Только теперь, успокоившись окончательно, Ален начал понимать, что Пьер-Бенуа все же сделал ему много добра. Не только научил кое-чему, но и слепил из застенчивого провинциала вполне самоуверенного парижанина. Интересно, это у него случайно получилось — или он его правда любил, ну, так, как мог?.. Ведь влюбляются люди в девушек, а этот бедняга, может, таким же образом в юношу влюбился — скверно, конечно, но ведь не со зла же! Плоды учения стали сказываться — Ален, а вернее, Кретьен ни в чем не уступал теперь другим юным диалектикам из Соломенного Проулка, а того же раздолбая Ростана, например, и вовсе превосходил... И теперь, ложась спать на голодный желудок, но с ощущением внутреннего порядка и правильности происходящего, юноша понимал с удивлением, молясь перед сном, что и в самом деле больше не держит обиды на своего первого учителя. Было, конечно, что-то вроде легкой гадливости, да еще стыд — эту историю Кретьен никогда не рассказал бы никому в жизни, даже лучшему из друзей. Друзьям поверяют тайны — но не гадости. И еще, как ни странно, был легкий страх. Не тайной мести обманутого в своих ожиданиях магистра боялся Кретьен — нет, самого его голоса, исполненного настоящей ненависти, настоящего желания причинить боль. Он вообще всегда боялся таких вещей, не умея понять и принять их до конца: при виде неприкрытого темного зла Кретьен терялся, как перед лицом демона. Что с ним делать? Говорить с ним? Убивать? Или просто быстро бежать прочь, запереть за собой дверь, накрыться с головой одеялом...

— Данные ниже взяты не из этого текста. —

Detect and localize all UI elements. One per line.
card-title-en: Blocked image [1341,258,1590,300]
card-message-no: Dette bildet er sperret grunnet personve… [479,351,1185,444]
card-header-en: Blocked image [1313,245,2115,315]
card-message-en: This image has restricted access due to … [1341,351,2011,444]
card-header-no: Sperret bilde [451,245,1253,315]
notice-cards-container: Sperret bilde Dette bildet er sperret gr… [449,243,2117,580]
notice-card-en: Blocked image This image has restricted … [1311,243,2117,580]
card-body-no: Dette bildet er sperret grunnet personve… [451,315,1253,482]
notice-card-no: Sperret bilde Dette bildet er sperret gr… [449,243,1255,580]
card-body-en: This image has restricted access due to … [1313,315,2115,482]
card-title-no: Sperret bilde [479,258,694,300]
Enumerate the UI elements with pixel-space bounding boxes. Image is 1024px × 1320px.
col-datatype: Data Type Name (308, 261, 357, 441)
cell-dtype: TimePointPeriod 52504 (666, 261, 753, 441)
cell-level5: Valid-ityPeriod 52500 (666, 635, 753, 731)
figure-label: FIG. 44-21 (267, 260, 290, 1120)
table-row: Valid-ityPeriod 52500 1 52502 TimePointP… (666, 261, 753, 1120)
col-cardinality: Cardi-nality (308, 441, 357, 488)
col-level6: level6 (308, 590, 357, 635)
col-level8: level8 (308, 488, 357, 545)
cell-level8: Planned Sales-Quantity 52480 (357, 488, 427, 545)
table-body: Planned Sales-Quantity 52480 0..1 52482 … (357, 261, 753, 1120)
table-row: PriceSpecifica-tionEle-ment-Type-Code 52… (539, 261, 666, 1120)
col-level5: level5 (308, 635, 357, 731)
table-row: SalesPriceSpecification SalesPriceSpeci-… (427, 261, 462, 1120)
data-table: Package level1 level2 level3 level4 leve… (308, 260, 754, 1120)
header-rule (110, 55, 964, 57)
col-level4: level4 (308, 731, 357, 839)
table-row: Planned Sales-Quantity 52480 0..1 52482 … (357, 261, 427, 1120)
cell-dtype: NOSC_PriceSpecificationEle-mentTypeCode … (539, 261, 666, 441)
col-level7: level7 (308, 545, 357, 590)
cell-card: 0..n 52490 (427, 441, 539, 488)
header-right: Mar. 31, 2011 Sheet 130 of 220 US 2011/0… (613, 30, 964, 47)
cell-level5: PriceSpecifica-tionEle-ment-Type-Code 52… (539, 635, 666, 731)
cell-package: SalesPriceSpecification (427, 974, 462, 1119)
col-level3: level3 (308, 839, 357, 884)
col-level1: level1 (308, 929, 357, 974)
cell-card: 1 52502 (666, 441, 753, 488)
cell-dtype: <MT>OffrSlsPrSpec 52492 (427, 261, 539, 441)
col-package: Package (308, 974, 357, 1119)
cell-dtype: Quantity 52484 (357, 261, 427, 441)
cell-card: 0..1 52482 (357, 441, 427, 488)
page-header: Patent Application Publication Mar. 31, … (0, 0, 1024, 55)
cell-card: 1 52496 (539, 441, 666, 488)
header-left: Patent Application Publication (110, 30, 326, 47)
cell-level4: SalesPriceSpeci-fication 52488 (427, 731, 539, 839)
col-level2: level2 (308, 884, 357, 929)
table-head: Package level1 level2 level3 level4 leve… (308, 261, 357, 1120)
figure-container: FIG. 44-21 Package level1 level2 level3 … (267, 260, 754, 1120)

Кстати об одеяле: оно было очень хорошее и теплое. Лето миновало, настало время осенних дождей, и беличий мех славно согревал худющего школяра, когда тот по ночам сворачивался под ним в клубочек. Вообще Кретьен всегда спал очень беспокойно, на спине или на животе, крестом раскидав руки или подложив их под голову. Но той осенью, просыпаясь, он все чаще обнаруживал себя в непривычной позе — свернувшимся, как зародыш в материнской утробе.
Примерно в это же время ему приснился первый из снов.
...Это была дорога через лес, густой, лиственный, как в Шампани; по сторонам дороги лежал снег. Странно — снег и деревья с зелеными листьями! Так бывает иногда по осени, когда холод приходит внезапно, чтобы исчезнуть на следующий же день — но какое-то время на широких кленовых ладонях покачиваются белые хлопья его дыхания... Снег медленно падал с серых небес, пушистый, легкий и на вид совсем не холодный. Всадник, который ехал по дороге верхом — медленно и задумчиво, опустив голову — был совсем один. Он не надел шлема, и русые, постриженные по мочки ушей волосы слегка шевелил ветер, путая волнистые прядки. Иногда ветер задувал ему в лицо, но самого лица Кретьен не видел. Конь его, молодой и красивый, светло-рыжей масти, казался очень усталым; фигуру всадника скрывал толстый плащ. Кретьен не знал, кто это. Он смотрел на едущего словно бы чуть сверху, со смутной тревогой, похожей одновременно на радость и на тоску.
Окликнуть, подумал Кретьен, его надо окликнуть. Но тут же понял, что всадник его, скорее всего, не услышит.
Дорога чуть повернула, и Кретьен увидел пилигрима в другом ракурсе, как бы сбоку. Теперь стало видно, что на нем доспех — длинная кольчуга с разрезами для верховой езды; плащ же рыцаря (или не рыцаря?) был темно-серым и напоминал зимнюю монашескую одежду. Словно почувствовав чье-то присутствие, всадник чуть вздрогнул, и, повернув лицо, посмотрел прямо на Кретьена. Тот дернулся — и понял в то же мгновение, что юноша его не видит. Должно быть, видит просто клочья сероватого неба в просветах меж ветвями, зеленые листья в раннем снегу (какие странные, зубчатые и колючие листья, жесткие даже на вид, и красные ягоды...) Юноша — да, он казался молодым, ровесником Кретьена или даже младше, с лицом тревожным, острым и худым. Пожалуй, он был очень красивым. А может, и вовсе нет.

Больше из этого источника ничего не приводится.